There is absolutely no way the rest of the film could have been as grand as these three minutes, and indeed the remainder is not -- but it’s still clever and entertaining in its own right, although the film a bit overdone -- too long, too elaborate, and too ambitious. In any case, I’d rather take all of that over the usual thoughtless fakery of Hollywood standard-issue blockbusters.
Because this production, done on a relatively large budget (although the question is how did they get some of this images at any budget?!), is not a standard blockbuster -- it’s very much a private artistic vision of Andy and Larry Wachowski, the two brothers who have previously made only one film, a romantic thriller Bound. They wrote and directed The Matrix together, drawing on such disparate influences as the Western ideas of technology-based (or, rather, technology-enslaved) society and the cyberpunk ethos, and the Eastern styles of kung-fu fighting, Hong Kong action films, and Japanese anime.

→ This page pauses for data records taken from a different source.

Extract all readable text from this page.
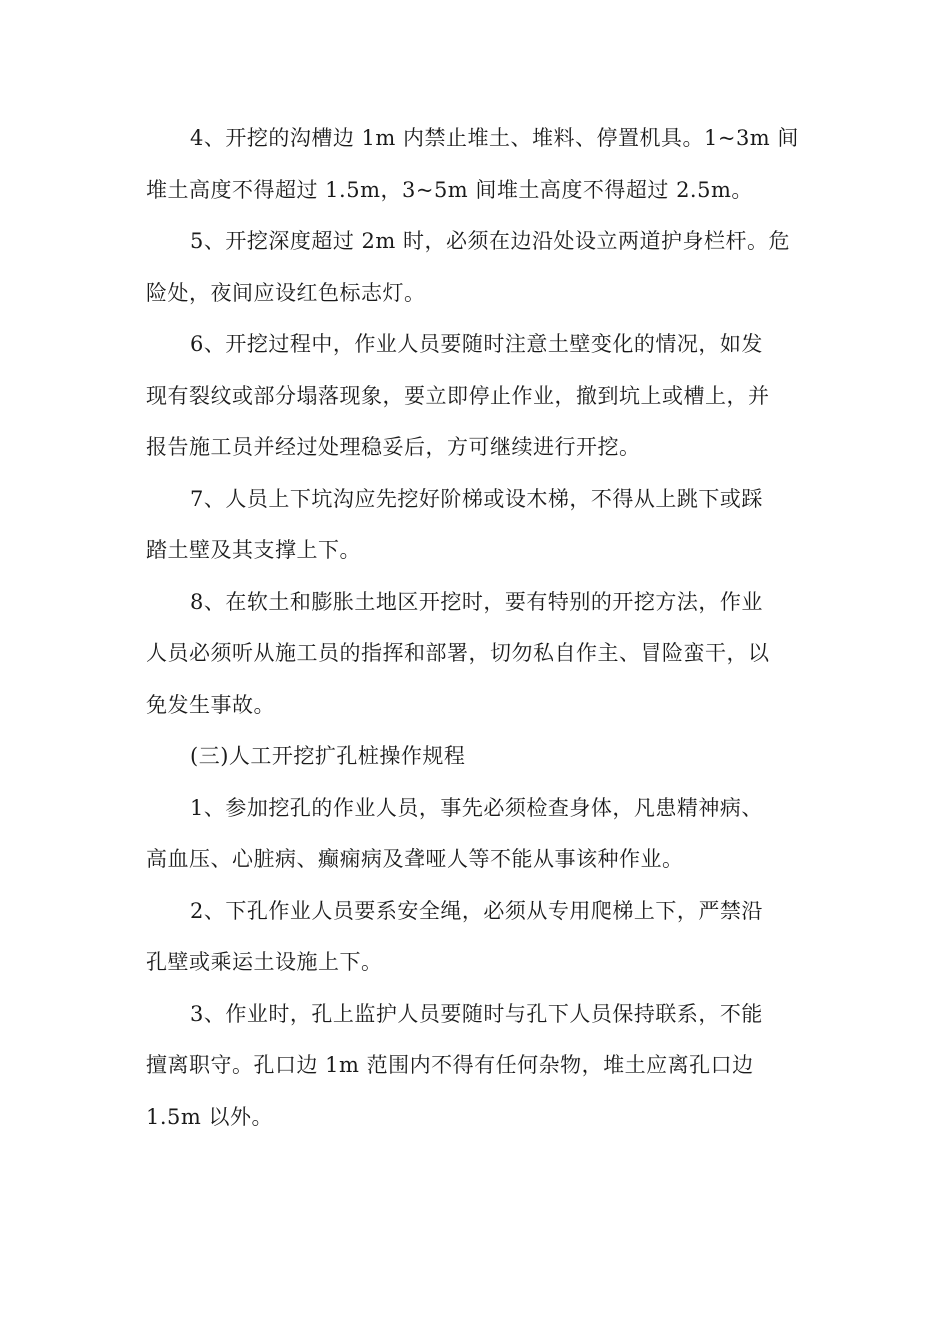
4、开挖的沟槽边 1m 内禁止堆土、堆料、停置机具。1~3m 间
堆土高度不得超过 1.5m，3~5m 间堆土高度不得超过 2.5m。
5、开挖深度超过 2m 时，必须在边沿处设立两道护身栏杆。危
险处，夜间应设红色标志灯。
6、开挖过程中，作业人员要随时注意土壁变化的情况，如发
现有裂纹或部分塌落现象，要立即停止作业，撤到坑上或槽上，并
报告施工员并经过处理稳妥后，方可继续进行开挖。
7、人员上下坑沟应先挖好阶梯或设木梯，不得从上跳下或踩
踏土壁及其支撑上下。
8、在软土和膨胀土地区开挖时，要有特别的开挖方法，作业
人员必须听从施工员的指挥和部署，切勿私自作主、冒险蛮干，以
免发生事故。
(三)人工开挖扩孔桩操作规程
1、参加挖孔的作业人员，事先必须检查身体，凡患精神病、
高血压、心脏病、癫痫病及聋哑人等不能从事该种作业。
2、下孔作业人员要系安全绳，必须从专用爬梯上下，严禁沿
孔壁或乘运土设施上下。
3、作业时，孔上监护人员要随时与孔下人员保持联系，不能
擅离职守。孔口边 1m 范围内不得有任何杂物，堆土应离孔口边
1.5m 以外。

The results are nearly amazing, with some action sequences being as tense and exciting as they get. There’s too many of those sequences, and each of them goes on for a bit too long, but there’s no denying the style and power of each of them. There’s no denying that what we have here is a really smart script, carefully delineating the rules of its world and following them without running into any plot holes.
The film runs into some weaknesses in its last ten minutes or so, with the superfluous and somewhat cheesy romantic subplot, and a rather silly closing shot, entirely too upbeat for a dark vision the film presented for the preceding two hours. And then, of course, we have Keanu Reeves.
To be fair, he is one of the most consistently improving actors working today; each of his performances is markedly better than the previous one, and this film is no exception. On the other hand, Reeves is not getting better very fast, and where he started wasn’t much to write home about anyway. But, for the most of The Matrix, he’s fine -- until the last half an hour, where his character acquires a messianic aspect, and here his acting choices are somewhat suspect. These acting choices, by and large, mostly involve Reeves channeling that excellent dude, Ted. There’s a welcome dose of self-depreciation in this, for sure, and it gets funnier when you notice that Neo does use phone booths as portals -- but I wouldn’t say this is the best way to play the Savior of the World.
He still looks right for the part, though; whether executing a slow-motion flip while dodging bullets and firing from two guns at once, or jumping from a helicopter to catch another person in mid-air, Reeves keeps the unflappable air of an Everyman who doesn’t quite understand precisely what’s going around him and, exactly because of this, is capable of doing the wildest thing.
Overall, The Matrix is a story about the victory of human mind over the soulless machine; and whether it applies to Neo’s fight with The Matrix, or the Wachowski brothers getting their vision without being subjugated to Hollywood dumbing-down modus operandi, that doesn’t really matter. What matters, is that The Matrix is a whole lot of fun.